Becoming Your Own Boss
The numbers are in! More and more African Americans are joining the ranks of entrepreneurs.
According to the latest U.S. Census Bureau data, the number of African American owned firms has grown by more than 26% in recent years. Almost 4 in 10 of those businesses (38%) are owned by women.*These numbers are growing and they should give a boost of optimism to others who want to take the plunge into owning their own business.

One of the first things a prospective entrepreneur needs to do is some soul searching. A person needs to understand the reality that getting a small business off the ground is difficult. The early stages are a roller coaster of surprises, disappointments and also successes. It will also be extremely time-consuming. That means an entrepreneur with a burgeoning business must be prepared emotionally and even physically for the stresses of shouldering all of the responsibility. You will no longer leave your work behind you when you punch out at the end of the day. Business owners are thinking about their businesses 7 days a week, 365 days per year. Many business owners say they are married to their business. That’s because an entrepreneur needs to be as dedicated and put as much time into his/her business as he/she would put into a marriage.

Once you have established that you are willing to make the commitment to being a small business owner, the next step is to develop a clear vision of what kind of business you want. This is a very personal decision. What kind of business you decide to have depends on your background, personal tastes and whether there is a need for the service or product in your geographical area. Perhaps most importantly, it depends on what it is that you are passionate about.
You must choose a field, product or service that you love and that you will continue to love to work in for many years to come.
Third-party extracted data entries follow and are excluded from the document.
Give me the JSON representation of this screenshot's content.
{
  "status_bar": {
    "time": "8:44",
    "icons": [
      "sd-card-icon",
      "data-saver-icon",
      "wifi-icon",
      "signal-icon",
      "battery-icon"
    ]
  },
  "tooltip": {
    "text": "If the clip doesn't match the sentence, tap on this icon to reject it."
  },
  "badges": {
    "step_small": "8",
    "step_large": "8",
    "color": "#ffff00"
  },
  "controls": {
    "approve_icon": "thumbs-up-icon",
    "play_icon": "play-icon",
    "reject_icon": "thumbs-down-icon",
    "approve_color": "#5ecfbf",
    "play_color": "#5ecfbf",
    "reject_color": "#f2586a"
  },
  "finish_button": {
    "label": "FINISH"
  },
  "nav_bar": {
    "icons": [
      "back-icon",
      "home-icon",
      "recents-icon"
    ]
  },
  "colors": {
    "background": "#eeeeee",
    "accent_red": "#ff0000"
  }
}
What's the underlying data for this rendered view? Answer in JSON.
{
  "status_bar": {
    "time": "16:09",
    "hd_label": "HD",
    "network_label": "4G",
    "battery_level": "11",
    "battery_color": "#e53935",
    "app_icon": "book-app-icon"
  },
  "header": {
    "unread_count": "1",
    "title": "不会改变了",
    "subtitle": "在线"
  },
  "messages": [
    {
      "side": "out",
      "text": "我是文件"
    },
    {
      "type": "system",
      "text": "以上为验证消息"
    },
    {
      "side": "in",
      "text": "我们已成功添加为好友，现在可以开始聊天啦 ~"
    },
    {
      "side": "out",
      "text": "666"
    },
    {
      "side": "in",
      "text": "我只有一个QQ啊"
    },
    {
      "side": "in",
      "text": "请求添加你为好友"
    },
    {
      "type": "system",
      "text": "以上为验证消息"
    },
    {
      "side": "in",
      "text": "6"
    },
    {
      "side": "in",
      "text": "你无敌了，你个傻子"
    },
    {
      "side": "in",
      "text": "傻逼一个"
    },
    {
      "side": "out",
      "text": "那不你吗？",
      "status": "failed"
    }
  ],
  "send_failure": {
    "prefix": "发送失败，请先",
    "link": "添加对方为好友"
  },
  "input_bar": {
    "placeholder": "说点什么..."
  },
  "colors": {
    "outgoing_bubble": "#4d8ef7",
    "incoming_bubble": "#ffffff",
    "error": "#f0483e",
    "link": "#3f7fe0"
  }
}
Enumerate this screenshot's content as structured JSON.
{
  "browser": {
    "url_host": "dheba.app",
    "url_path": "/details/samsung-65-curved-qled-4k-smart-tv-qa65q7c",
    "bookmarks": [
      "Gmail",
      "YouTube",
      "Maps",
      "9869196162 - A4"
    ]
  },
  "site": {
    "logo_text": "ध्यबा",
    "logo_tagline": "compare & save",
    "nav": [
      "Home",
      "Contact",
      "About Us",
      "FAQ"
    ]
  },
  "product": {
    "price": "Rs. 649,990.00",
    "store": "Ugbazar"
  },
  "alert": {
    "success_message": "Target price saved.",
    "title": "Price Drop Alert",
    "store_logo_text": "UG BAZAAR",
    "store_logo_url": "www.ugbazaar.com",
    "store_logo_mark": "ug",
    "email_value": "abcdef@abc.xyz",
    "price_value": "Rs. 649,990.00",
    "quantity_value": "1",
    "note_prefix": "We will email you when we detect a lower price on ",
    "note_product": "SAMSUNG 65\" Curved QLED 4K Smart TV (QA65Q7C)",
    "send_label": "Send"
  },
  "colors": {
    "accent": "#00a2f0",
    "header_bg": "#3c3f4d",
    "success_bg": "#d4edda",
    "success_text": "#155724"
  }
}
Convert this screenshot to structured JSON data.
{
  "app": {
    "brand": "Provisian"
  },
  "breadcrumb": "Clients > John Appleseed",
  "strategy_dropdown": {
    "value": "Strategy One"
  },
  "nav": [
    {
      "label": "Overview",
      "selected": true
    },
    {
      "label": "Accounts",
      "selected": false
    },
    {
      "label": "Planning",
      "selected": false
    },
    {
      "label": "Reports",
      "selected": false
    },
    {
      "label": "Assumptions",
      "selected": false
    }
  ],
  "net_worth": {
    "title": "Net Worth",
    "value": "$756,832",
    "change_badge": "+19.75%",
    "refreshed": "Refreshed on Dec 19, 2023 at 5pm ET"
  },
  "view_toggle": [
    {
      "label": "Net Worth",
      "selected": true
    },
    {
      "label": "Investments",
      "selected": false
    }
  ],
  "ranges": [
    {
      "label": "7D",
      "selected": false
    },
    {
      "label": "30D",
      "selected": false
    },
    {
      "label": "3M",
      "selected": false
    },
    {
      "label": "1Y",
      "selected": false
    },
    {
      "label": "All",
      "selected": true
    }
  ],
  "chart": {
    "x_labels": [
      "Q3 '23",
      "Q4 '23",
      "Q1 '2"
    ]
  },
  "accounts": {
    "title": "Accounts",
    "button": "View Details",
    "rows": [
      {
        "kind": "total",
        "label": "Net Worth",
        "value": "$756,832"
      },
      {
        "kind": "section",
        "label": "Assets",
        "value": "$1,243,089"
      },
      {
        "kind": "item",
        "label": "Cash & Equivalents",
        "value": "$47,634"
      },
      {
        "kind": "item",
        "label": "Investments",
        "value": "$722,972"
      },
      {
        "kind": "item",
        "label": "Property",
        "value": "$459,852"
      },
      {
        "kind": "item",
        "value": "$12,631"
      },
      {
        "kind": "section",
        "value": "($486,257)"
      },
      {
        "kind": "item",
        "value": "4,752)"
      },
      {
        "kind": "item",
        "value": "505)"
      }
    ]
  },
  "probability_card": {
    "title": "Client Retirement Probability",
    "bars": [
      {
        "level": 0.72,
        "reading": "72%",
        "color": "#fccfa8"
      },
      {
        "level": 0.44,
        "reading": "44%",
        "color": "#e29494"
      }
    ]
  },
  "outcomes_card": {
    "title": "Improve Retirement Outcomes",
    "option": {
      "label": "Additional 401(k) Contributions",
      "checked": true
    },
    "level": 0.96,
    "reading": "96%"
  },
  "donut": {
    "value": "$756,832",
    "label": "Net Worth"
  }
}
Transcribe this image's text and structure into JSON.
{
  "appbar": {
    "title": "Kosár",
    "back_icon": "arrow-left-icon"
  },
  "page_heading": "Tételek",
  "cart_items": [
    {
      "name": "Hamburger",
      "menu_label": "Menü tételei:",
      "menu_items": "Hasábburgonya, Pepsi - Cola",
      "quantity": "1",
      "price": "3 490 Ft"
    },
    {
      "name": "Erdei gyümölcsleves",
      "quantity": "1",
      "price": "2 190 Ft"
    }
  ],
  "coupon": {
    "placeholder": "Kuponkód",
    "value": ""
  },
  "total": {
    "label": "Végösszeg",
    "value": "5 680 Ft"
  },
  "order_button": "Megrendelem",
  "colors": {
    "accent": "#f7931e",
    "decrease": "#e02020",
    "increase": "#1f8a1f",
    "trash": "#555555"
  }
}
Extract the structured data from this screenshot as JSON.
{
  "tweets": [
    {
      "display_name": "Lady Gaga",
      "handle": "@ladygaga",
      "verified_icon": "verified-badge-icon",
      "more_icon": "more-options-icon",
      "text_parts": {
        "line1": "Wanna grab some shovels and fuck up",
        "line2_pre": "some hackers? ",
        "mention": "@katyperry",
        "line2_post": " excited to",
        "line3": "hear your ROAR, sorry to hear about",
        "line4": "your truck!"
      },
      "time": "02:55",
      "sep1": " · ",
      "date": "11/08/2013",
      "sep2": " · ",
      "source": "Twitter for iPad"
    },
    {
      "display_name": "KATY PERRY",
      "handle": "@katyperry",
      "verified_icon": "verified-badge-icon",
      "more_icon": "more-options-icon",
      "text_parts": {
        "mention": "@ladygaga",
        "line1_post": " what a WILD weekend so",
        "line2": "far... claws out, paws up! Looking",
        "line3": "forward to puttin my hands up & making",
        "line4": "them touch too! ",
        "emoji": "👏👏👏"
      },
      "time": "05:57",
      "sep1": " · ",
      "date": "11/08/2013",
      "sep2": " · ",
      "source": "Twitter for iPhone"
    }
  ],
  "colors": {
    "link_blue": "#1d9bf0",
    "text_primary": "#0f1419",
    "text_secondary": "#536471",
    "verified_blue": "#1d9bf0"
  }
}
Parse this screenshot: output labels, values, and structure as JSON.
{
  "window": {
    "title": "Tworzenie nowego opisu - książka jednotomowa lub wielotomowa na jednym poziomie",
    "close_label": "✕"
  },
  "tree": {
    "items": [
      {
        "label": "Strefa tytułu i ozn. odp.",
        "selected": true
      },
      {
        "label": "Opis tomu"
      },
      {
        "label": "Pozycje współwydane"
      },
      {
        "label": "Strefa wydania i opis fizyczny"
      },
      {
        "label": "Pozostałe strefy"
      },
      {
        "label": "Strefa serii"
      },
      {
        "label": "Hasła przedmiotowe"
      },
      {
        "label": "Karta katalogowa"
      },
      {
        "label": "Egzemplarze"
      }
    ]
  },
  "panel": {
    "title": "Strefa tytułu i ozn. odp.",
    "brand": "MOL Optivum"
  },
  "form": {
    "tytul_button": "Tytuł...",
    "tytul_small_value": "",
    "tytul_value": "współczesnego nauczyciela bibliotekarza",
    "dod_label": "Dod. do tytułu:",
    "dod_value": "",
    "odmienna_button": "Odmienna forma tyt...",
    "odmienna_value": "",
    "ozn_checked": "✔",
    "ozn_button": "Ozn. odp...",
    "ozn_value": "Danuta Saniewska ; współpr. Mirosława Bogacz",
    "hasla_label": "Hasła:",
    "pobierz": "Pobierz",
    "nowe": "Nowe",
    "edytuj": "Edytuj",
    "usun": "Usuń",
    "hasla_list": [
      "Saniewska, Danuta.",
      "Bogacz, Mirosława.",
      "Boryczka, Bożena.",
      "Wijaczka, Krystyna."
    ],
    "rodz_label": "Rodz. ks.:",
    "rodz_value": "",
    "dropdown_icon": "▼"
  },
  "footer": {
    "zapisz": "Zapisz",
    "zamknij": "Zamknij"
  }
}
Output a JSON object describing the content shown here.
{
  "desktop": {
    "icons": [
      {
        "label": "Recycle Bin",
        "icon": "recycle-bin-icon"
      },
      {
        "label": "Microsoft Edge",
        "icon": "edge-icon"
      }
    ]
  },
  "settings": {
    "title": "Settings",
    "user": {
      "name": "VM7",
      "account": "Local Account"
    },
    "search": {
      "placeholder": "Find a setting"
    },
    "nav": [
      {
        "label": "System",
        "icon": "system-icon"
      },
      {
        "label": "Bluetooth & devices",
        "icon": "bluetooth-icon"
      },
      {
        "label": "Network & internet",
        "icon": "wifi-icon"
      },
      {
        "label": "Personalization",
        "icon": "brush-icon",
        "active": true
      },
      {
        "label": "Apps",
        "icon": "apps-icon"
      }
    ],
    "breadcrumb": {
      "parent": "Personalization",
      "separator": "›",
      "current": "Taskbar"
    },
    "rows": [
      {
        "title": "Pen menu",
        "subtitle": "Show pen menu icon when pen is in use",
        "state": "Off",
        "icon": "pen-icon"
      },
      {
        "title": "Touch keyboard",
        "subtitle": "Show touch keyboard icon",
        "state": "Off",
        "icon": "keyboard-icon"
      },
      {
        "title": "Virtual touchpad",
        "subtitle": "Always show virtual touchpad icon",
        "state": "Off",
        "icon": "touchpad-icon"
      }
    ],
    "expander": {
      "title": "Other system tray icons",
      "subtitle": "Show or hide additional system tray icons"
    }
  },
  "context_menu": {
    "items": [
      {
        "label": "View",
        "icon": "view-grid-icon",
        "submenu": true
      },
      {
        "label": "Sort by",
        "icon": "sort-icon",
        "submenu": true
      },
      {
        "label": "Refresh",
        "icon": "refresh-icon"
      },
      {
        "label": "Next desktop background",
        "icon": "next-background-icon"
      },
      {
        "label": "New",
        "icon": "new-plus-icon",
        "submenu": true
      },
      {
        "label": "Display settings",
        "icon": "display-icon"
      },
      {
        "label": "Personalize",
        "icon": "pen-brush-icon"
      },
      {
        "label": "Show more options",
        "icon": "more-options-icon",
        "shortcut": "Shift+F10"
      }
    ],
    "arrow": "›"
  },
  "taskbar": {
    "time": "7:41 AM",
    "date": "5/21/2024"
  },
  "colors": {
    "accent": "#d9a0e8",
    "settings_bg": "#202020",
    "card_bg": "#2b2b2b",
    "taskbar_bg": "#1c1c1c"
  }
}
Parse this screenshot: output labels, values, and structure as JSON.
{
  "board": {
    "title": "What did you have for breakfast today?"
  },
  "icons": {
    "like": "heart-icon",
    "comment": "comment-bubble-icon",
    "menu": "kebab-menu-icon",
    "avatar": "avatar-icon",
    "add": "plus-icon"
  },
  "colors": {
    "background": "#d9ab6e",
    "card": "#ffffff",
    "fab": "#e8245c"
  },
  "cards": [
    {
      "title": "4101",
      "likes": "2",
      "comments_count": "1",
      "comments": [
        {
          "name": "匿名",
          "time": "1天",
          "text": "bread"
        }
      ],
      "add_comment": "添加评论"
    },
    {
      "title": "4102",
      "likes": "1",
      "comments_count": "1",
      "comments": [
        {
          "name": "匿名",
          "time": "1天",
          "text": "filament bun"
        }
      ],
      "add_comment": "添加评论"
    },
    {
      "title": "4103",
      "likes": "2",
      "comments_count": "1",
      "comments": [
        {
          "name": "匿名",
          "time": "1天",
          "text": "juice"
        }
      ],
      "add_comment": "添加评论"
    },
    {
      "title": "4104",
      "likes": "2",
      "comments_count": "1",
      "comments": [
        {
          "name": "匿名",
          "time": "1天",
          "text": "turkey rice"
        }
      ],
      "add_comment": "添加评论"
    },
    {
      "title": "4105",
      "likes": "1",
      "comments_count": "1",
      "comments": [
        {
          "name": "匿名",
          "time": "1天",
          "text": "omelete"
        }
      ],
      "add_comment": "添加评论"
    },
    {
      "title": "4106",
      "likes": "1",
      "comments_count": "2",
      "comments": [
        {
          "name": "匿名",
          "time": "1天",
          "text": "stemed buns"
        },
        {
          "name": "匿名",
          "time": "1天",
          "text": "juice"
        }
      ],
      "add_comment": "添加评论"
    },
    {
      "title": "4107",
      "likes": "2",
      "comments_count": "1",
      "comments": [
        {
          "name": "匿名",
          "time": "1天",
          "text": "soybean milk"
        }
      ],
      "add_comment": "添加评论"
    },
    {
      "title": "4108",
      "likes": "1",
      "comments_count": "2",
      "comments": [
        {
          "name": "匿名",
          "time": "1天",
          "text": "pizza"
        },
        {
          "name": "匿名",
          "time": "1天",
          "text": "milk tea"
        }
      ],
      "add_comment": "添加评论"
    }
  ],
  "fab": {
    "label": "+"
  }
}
Research, research, research. Pin point what kinds of services you want to offer in your business.

Remember, you don’t have to do it all on your own. There are a number of non-profit organizations that can help you find funding on a local, state and federal level. Many organizations also offer professional counseling for new small business owners. Oftentimes, the contacts you make and the advice you receive prove to be invaluable. Do some internet surfing to find organizations like this in your neighborhood.

Remember, owning your own business is bitter-sweet. It means bearing the brunt of any failures, but it also means taking full credit and reaping the greatest rewards for you successes.

*Information taken from www.score.org.